Similarly, the instructions per operation for boolean[] is reasonably less than the BitSet:

Instructions-Set

4.6. Cardinality

One of the other common operations in such bit-vectors is to count the number of set-bits. This time we’re going to run these benchmarks:

@Benchmark
public int cardinalityBoolArray() {
    int sum = 0;
    for (boolean b : array) {
        if (b) sum++;
    }

    return sum;
}

@Benchmark
public int cardinalityBitSet() {
    return bitSet.cardinality();
}

Again we can run these benchmarks with the following command:

$ java -jar jmh-1.0-SNAPSHOT.jar -f2 -t4 -prof perfnorm -rff cardinal.csv cardinalityBitSet cardinalityBoolArray

Here’s what the throughput looks like for these benchmarks:

Throughput-Cardinal

In terms of cardinality throughput, the BitSet API outperforms the boolean[] almost all the time because it has much fewer iterations. To be more specific, the BitSet only has to iterate its internal long[] which has much less number of elements compared to the corresponding boolean[].

Also, because of this line and random distribution of set-bits in our bit-vectors:

if (b) {
    sum++;
}

The cost of branch misprediction can be decisive, too:

Branch Prediction Misses

As shown above, as the number of bits increases, the number of mispredictions for the boolean[] goes up significantly.

5. Conclusion

In this article, we compared the throughput of BitSet and boolean[] in terms of three common operations: getting a bit, setting a bit, and calculating cardinality. In addition to throughput, we saw that the BitSet uses much less memory compared to a boolean[] with the same size.
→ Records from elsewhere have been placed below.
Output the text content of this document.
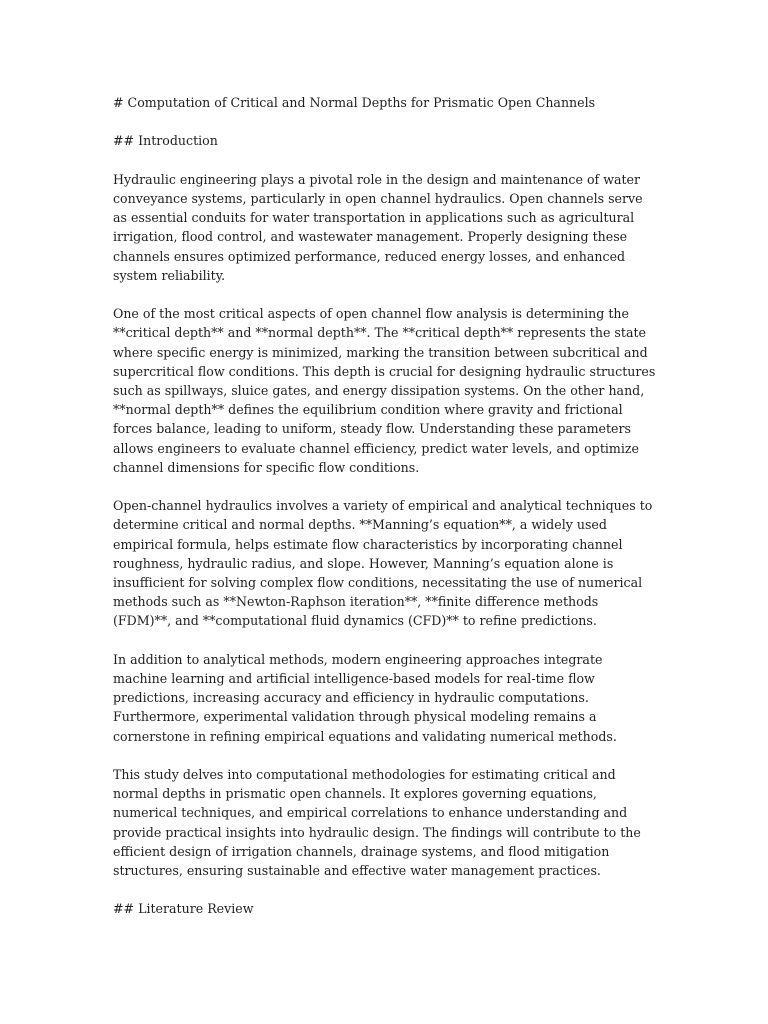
# Computation of Critical and Normal Depths for Prismatic Open Channels

## Introduction

Hydraulic engineering plays a pivotal role in the design and maintenance of water conveyance systems, particularly in open channel hydraulics. Open channels serve as essential conduits for water transportation in applications such as agricultural irrigation, flood control, and wastewater management. Properly designing these channels ensures optimized performance, reduced energy losses, and enhanced system reliability.

One of the most critical aspects of open channel flow analysis is determining the **critical depth** and **normal depth**. The **critical depth** represents the state where specific energy is minimized, marking the transition between subcritical and supercritical flow conditions. This depth is crucial for designing hydraulic structures such as spillways, sluice gates, and energy dissipation systems. On the other hand, **normal depth** defines the equilibrium condition where gravity and frictional forces balance, leading to uniform, steady flow. Understanding these parameters allows engineers to evaluate channel efficiency, predict water levels, and optimize channel dimensions for specific flow conditions.

Open-channel hydraulics involves a variety of empirical and analytical techniques to determine critical and normal depths. **Manning’s equation**, a widely used empirical formula, helps estimate flow characteristics by incorporating channel roughness, hydraulic radius, and slope. However, Manning’s equation alone is insufficient for solving complex flow conditions, necessitating the use of numerical methods such as **Newton-Raphson iteration**, **finite difference methods (FDM)**, and **computational fluid dynamics (CFD)** to refine predictions.

In addition to analytical methods, modern engineering approaches integrate machine learning and artificial intelligence-based models for real-time flow predictions, increasing accuracy and efficiency in hydraulic computations. Furthermore, experimental validation through physical modeling remains a cornerstone in refining empirical equations and validating numerical methods.

This study delves into computational methodologies for estimating critical and normal depths in prismatic open channels. It explores governing equations, numerical techniques, and empirical correlations to enhance understanding and provide practical insights into hydraulic design. The findings will contribute to the efficient design of irrigation channels, drainage systems, and flood mitigation structures, ensuring sustainable and effective water management practices.

## Literature Review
To recap, in single-bit read-heavy scenarios, the boolean[] outperforms the BitSet in smaller sizes. However, when the number of bits increases, the BitSet has superior throughput.
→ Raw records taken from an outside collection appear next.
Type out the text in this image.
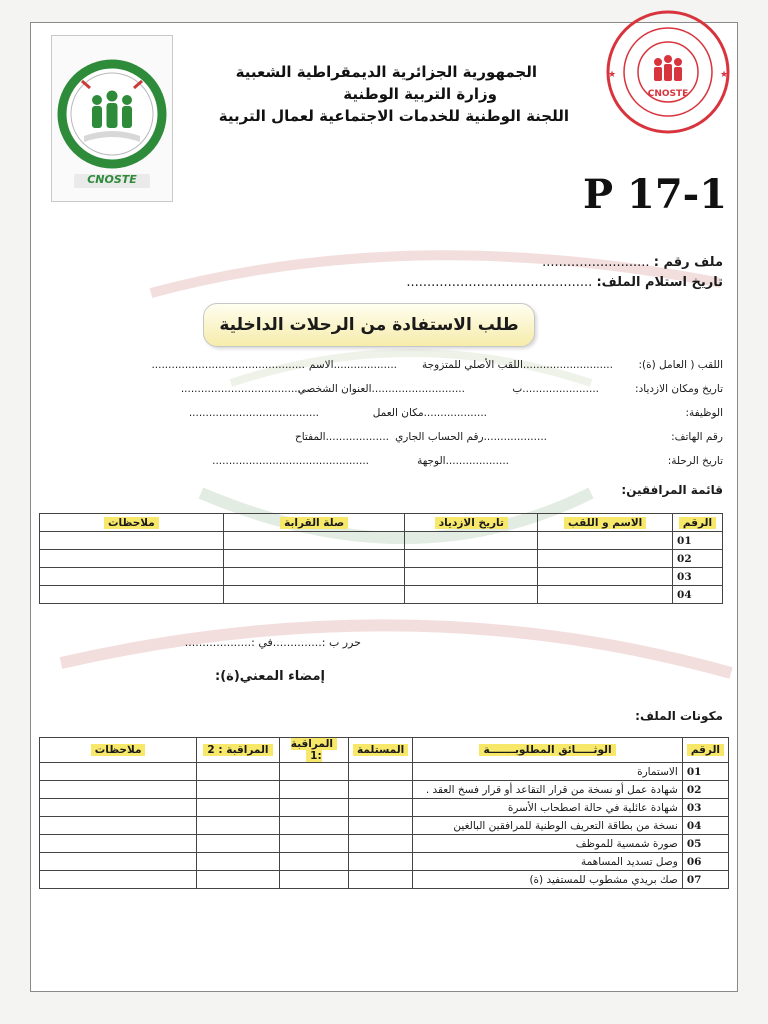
CNOSTE
الجمهورية الجزائرية الديمقراطية الشعبية
وزارة التربية الوطنية
اللجنة الوطنية للخدمات الاجتماعية لعمال التربية
★	★
CNOSTE
P 17-1
ملف رقم : ..........................
تاريخ استلام الملف: .............................................
طلب الاستفادة من الرحلات الداخلية
اللقب ( العامل (ة):
...........................اللقب الأصلي للمتزوجة
...................الاسم
..............................................
تاريخ ومكان الازدياد:
.......................ب
............................العنوان الشخصي
.......................................
الوظيفة:
...................مكان العمل
.......................................
رقم الهاتف:
...................رقم الحساب الجاري
...................المفتاح
تاريخ الرحلة:
...................الوجهة
...............................................
قائمة المرافقين:
الرقم	الاسم و اللقب	تاريخ الازدياد	صلة القرابة	ملاحظات
01				
02				
03				
04				
حرر ب :..............في :...................
إمضاء المعني(ة):
مكونات الملف:
الرقم	الوثـــــائق المطلوبـــــــة	المستلمة	المراقبة :1	المراقبة : 2	ملاحظات
01	الاستمارة				
02	شهادة عمل أو نسخة من قرار التقاعد أو قرار فسخ العقد .				
03	شهادة عائلية في حالة اصطحاب الأسرة				
04	نسخة من بطاقة التعريف الوطنية للمرافقين البالغين				
05	صورة شمسية للموظف				
06	وصل تسديد المساهمة				
07	صك بريدي مشطوب للمستفيد (ة)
Moreover, in single-bit write-heavy scenarios, the boolean[] exhibits a superior throughput almost all the time except for a very large number of bits. Also, in the batch read scenarios, the BitSet API completely dominates the boolean[] approach.

We used the JMH-perf integration to capture low-level CPU metrics such as L1 Data Cache Misses or Missed Branch Predictions. As of Linux 2.6.31, perf is the standard Linux profiler capable of exposing useful Performance Monitoring Counters or PMCs. It’s also possible to use this tool separately. To see some examples of this standalone usage, it’s highly recommended to read Branden Greg‘s blog.

As usual, all the examples are available over on GitHub. Moreover, the CSV results of all conducted benchmarks are also accessible on GitHub.